Here's the bad news. Trumbo is a strikeout machine, and he hardly ever walks. Last year he hit .234/.294/.453 for an OPS of .747, which ranked 44th in the American League. He struck out 184 times and walked just 54, posting a K-rate of 27.1% and a BB-rate of 8.0% (which was actually the best of his career). That .294 on-base percentage is especially scary. Not only that, he's more of a first baseman than an outfielder, although he can play in the outfield if need be. He's just pretty lousy at it, as his bWAR of 2.2 in '13 would indicate. He is an incredibly frustrating hitter to watch.


CSN Philly's Jim Salisbury reported Sunday that Trumbo is high atop the Phils' wishlist. Only one problem with that. Trumbo is virtually identical in every way to Darin Ruf, only Ruf costs 10 times less and will likely generate a better on-base percentage and BB-rate, while hitting the same amount of homers. Trading for him doesn't make any sense whatsoever.

Carlos Quentin:

Did you know Quentin has never played in more than 131 games in a single season? Did you know he's only played 130 or more twice? And that he's only played in more than 100 three times? Starting in 2008, he's played in 130, 99, 131, 118, 86 and 82 games. A right knee injury forced him to miss the last two months of last season.

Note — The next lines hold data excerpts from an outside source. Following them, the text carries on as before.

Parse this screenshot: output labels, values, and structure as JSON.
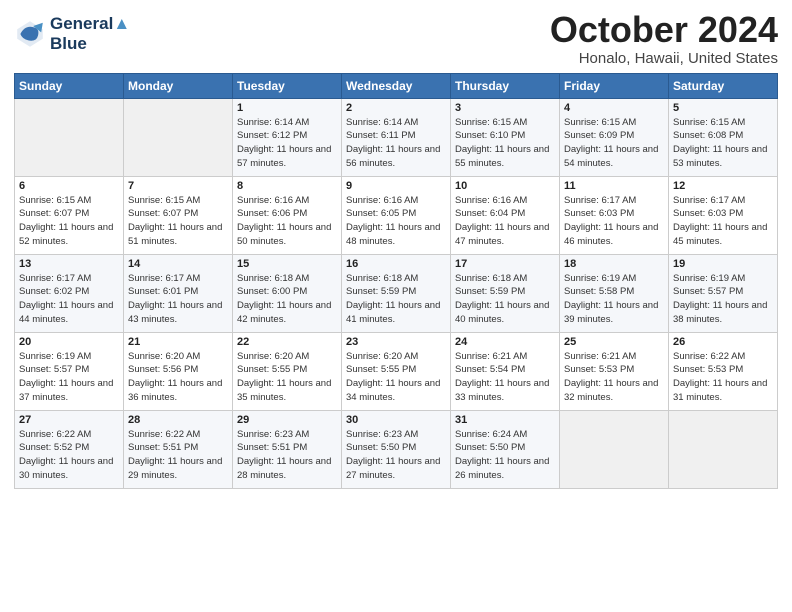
{
  "header": {
    "logo_line1": "General",
    "logo_line2": "Blue",
    "title": "October 2024",
    "location": "Honalo, Hawaii, United States"
  },
  "days_of_week": [
    "Sunday",
    "Monday",
    "Tuesday",
    "Wednesday",
    "Thursday",
    "Friday",
    "Saturday"
  ],
  "weeks": [
    [
      {
        "day": "",
        "info": ""
      },
      {
        "day": "",
        "info": ""
      },
      {
        "day": "1",
        "info": "Sunrise: 6:14 AM\nSunset: 6:12 PM\nDaylight: 11 hours and 57 minutes."
      },
      {
        "day": "2",
        "info": "Sunrise: 6:14 AM\nSunset: 6:11 PM\nDaylight: 11 hours and 56 minutes."
      },
      {
        "day": "3",
        "info": "Sunrise: 6:15 AM\nSunset: 6:10 PM\nDaylight: 11 hours and 55 minutes."
      },
      {
        "day": "4",
        "info": "Sunrise: 6:15 AM\nSunset: 6:09 PM\nDaylight: 11 hours and 54 minutes."
      },
      {
        "day": "5",
        "info": "Sunrise: 6:15 AM\nSunset: 6:08 PM\nDaylight: 11 hours and 53 minutes."
      }
    ],
    [
      {
        "day": "6",
        "info": "Sunrise: 6:15 AM\nSunset: 6:07 PM\nDaylight: 11 hours and 52 minutes."
      },
      {
        "day": "7",
        "info": "Sunrise: 6:15 AM\nSunset: 6:07 PM\nDaylight: 11 hours and 51 minutes."
      },
      {
        "day": "8",
        "info": "Sunrise: 6:16 AM\nSunset: 6:06 PM\nDaylight: 11 hours and 50 minutes."
      },
      {
        "day": "9",
        "info": "Sunrise: 6:16 AM\nSunset: 6:05 PM\nDaylight: 11 hours and 48 minutes."
      },
      {
        "day": "10",
        "info": "Sunrise: 6:16 AM\nSunset: 6:04 PM\nDaylight: 11 hours and 47 minutes."
      },
      {
        "day": "11",
        "info": "Sunrise: 6:17 AM\nSunset: 6:03 PM\nDaylight: 11 hours and 46 minutes."
      },
      {
        "day": "12",
        "info": "Sunrise: 6:17 AM\nSunset: 6:03 PM\nDaylight: 11 hours and 45 minutes."
      }
    ],
    [
      {
        "day": "13",
        "info": "Sunrise: 6:17 AM\nSunset: 6:02 PM\nDaylight: 11 hours and 44 minutes."
      },
      {
        "day": "14",
        "info": "Sunrise: 6:17 AM\nSunset: 6:01 PM\nDaylight: 11 hours and 43 minutes."
      },
      {
        "day": "15",
        "info": "Sunrise: 6:18 AM\nSunset: 6:00 PM\nDaylight: 11 hours and 42 minutes."
      },
      {
        "day": "16",
        "info": "Sunrise: 6:18 AM\nSunset: 5:59 PM\nDaylight: 11 hours and 41 minutes."
      },
      {
        "day": "17",
        "info": "Sunrise: 6:18 AM\nSunset: 5:59 PM\nDaylight: 11 hours and 40 minutes."
      },
      {
        "day": "18",
        "info": "Sunrise: 6:19 AM\nSunset: 5:58 PM\nDaylight: 11 hours and 39 minutes."
      },
      {
        "day": "19",
        "info": "Sunrise: 6:19 AM\nSunset: 5:57 PM\nDaylight: 11 hours and 38 minutes."
      }
    ],
    [
      {
        "day": "20",
        "info": "Sunrise: 6:19 AM\nSunset: 5:57 PM\nDaylight: 11 hours and 37 minutes."
      },
      {
        "day": "21",
        "info": "Sunrise: 6:20 AM\nSunset: 5:56 PM\nDaylight: 11 hours and 36 minutes."
      },
      {
        "day": "22",
        "info": "Sunrise: 6:20 AM\nSunset: 5:55 PM\nDaylight: 11 hours and 35 minutes."
      },
      {
        "day": "23",
        "info": "Sunrise: 6:20 AM\nSunset: 5:55 PM\nDaylight: 11 hours and 34 minutes."
      },
      {
        "day": "24",
        "info": "Sunrise: 6:21 AM\nSunset: 5:54 PM\nDaylight: 11 hours and 33 minutes."
      },
      {
        "day": "25",
        "info": "Sunrise: 6:21 AM\nSunset: 5:53 PM\nDaylight: 11 hours and 32 minutes."
      },
      {
        "day": "26",
        "info": "Sunrise: 6:22 AM\nSunset: 5:53 PM\nDaylight: 11 hours and 31 minutes."
      }
    ],
    [
      {
        "day": "27",
        "info": "Sunrise: 6:22 AM\nSunset: 5:52 PM\nDaylight: 11 hours and 30 minutes."
      },
      {
        "day": "28",
        "info": "Sunrise: 6:22 AM\nSunset: 5:51 PM\nDaylight: 11 hours and 29 minutes."
      },
      {
        "day": "29",
        "info": "Sunrise: 6:23 AM\nSunset: 5:51 PM\nDaylight: 11 hours and 28 minutes."
      },
      {
        "day": "30",
        "info": "Sunrise: 6:23 AM\nSunset: 5:50 PM\nDaylight: 11 hours and 27 minutes."
      },
      {
        "day": "31",
        "info": "Sunrise: 6:24 AM\nSunset: 5:50 PM\nDaylight: 11 hours and 26 minutes."
      },
      {
        "day": "",
        "info": ""
      },
      {
        "day": "",
        "info": ""
      }
    ]
  ]
}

When healthy, Quentin is a decent, if not spectacular bat. Last year he hit .275/.363/.493 with 13 HRs and 21 doubles in 320 PAs. His career .255/.350/492 shows a guy who can get on-base and has some decent pop at the plate, but he has trouble staying on the field. In those injury-shortened seasons, Quentin has hit 36, 21, 26, 24, 16 and 13 homers. Additionally, the last two years he played in San Diego, a noted tomb for home run hitters.

And given that injury history, paying Quentin the $9.5 million he's owed next year and the $8 million he's owed in 2015 (his age 31 and 32 seasons), AND giving up talent in return, doesn't seem to make a whole lot of sense.

And... he's also a hot-head.

Dexter Fowler:

A rumored trade target of the Phils last year, Fowler could be on the move if the Rockies decide to shift Carlos Gonzalez to center field. Fowler has battled through dings and dents the last couple of years and is due $7.35 million next year, with one year of team control after that. Last year he hit .263/.369/.407 with 12 HRs, 18 doubles, 3 triples and 19 stolen bases in 492 PAs as Colorado's lead-off hitter.

He's not a power bat. Fowler will hit some homers, but the injury-prone center fielder is more likely to get on base, hit the gaps and use his legs to get his hits. Not only that, there is concern Fowler wouldn't be as effective away from Colorado. Last year, he hit .311/.396/.478 with a BAbip of .358 at home. On the road, he hit .214/.343/.678 with a BAbip of .283. For his career, he has an OPS of .880 at home (.365 BAbip) and .694 (.329 BAbip) on the road.

Still, he'll turn just 28 next year with two years of team control. He's certainly affordable for the Phils, but wouldn't necessarily give the team the power they are so desperately looking for.

So, there are some options out there via trade. But most of them are no less risky than signing a free agent.